Paul could have insisted on his rights and put the screws to these lackeys. However, he agreed to allow these officials to escort him and Silas out of town. Their presence would also protect them from any random mob action left over from the evening before.
But before leaving town, they made a side trip.
“They went to Lydia’s home.” This was where the fledgling church was meeting. No doubt Paul had two things in mind: One, he wanted to say his good-byes and issue the kind of charge he frequently gave to young churches (see Acts 14:21-23). “There, they met with the brethren and encouraged them.”
And two, Paul wanted the church to know about the jailer and his household. Someone would need to seek out these new believers and invite them to this little gathering.
“Then they left.”
It’s a great chapter, a wonderful story. But only by camping out on it do we see the various movements and appreciate the scenes.
Enjoy the Scriptures. There is nothing else in the world like them.
Joe, Dr. Joe, Pastor Joe, Mr. McKeever, . . . 🙂
I’ve been reading your entries for some time and have found them a wellspring of wisdom. Thank you for taking the time to share.

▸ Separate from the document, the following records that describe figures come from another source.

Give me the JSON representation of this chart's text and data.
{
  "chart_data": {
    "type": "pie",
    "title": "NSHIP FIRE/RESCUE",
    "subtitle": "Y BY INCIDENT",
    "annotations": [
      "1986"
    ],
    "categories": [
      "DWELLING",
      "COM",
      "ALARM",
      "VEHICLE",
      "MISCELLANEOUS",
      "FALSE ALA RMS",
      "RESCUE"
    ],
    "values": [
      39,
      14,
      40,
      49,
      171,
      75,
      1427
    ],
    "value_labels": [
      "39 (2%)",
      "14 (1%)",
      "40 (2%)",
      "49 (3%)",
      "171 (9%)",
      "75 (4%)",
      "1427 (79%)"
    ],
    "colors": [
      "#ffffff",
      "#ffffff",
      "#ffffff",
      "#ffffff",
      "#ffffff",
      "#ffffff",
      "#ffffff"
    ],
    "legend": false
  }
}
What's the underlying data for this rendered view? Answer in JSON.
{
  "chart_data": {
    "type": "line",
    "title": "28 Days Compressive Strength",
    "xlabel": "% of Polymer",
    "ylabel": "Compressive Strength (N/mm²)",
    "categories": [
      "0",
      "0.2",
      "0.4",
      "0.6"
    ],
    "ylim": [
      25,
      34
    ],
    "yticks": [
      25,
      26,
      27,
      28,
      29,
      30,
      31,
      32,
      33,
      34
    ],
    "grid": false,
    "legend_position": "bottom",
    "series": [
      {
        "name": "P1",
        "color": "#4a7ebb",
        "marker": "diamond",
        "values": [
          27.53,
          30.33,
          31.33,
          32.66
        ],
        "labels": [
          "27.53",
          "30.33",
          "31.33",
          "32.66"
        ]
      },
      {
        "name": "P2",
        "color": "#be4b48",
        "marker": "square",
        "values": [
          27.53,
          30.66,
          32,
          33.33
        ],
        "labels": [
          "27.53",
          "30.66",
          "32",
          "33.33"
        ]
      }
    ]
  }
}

I’ve not gone away without a blessing once.
I am commenting on this, wondering if you might have time to comment on a Pastor’s dilemma. Long story short, I’m the teaching Pastor at our church and spend my whole week in the minute details of exegesis, which I absolutely love. I was challenged in a Pastoral meeting some time ago to be about the business of reading the Bible at least once a year, which led me to take the challenge and then some.
My question, as I stand on the precipice of beginning a new read through beginning tonight at midnight, concerns how you might focus on such an endeavor as a current, working Pastor? What goals would you encourage, if for only one read through?
I’m not sure that you will even read this, but if you do and have the time to respond, I’d be grateful for your input!
Blessings,
Frank
I’m certainly no Pastor Joe, I’m just a Mom and Grandma. I’m currently using a thematic reading format on Biblestudytools.com. You can cross reference the day’s reading from a drop down menu of many translations and paraphrases. I like it because it gives both Old and New Testament readings daily, plus a bit of Psalms and Proverbs that have a common theme or lesson. Hope this helps!
Brother Frank, thanks for reading our stuff and thank you for the question. As you know, there are numerous “plans” for reading through the Bible in a year. But the several times I’ve done it, I used no plan but simply started at Genesis 1 and read as much as I could each day. This was not for sermon study and did not replace the study I was doing for other things, most of them New Testament centered.**(That’s one concern, of course, with starting on Genesis 1, and that is it takes a long time to get to Matthew!) Yes, you’re a busy pastor, but if you’re going to read 45 min a day extra, you’re going to have to find some extra time somewhere. That may mean giving something up, either cutting short on some daily routing or cutting back on sleep! (I don’t recommend that, incidentally.)
**Most plans will have you reading some chapters in the OT and some in the NT the same day. I suspect that’s because no one wants to read 6 mos before they get to the NT. But if you are not letting this interfere with your regular sermon study, that should not be a problem. Plus, reading consecutively helps to keep it all straight.
The matter of time. Okay. A friend of mine who published several books told me the only way he could write them was to get up early and write from 5 to 6:30 am. It just wasn’t that important to me back then, so I didn’t do it. That’s one way, however. A person will find the time to do whatever is most important to him. Blessings on you.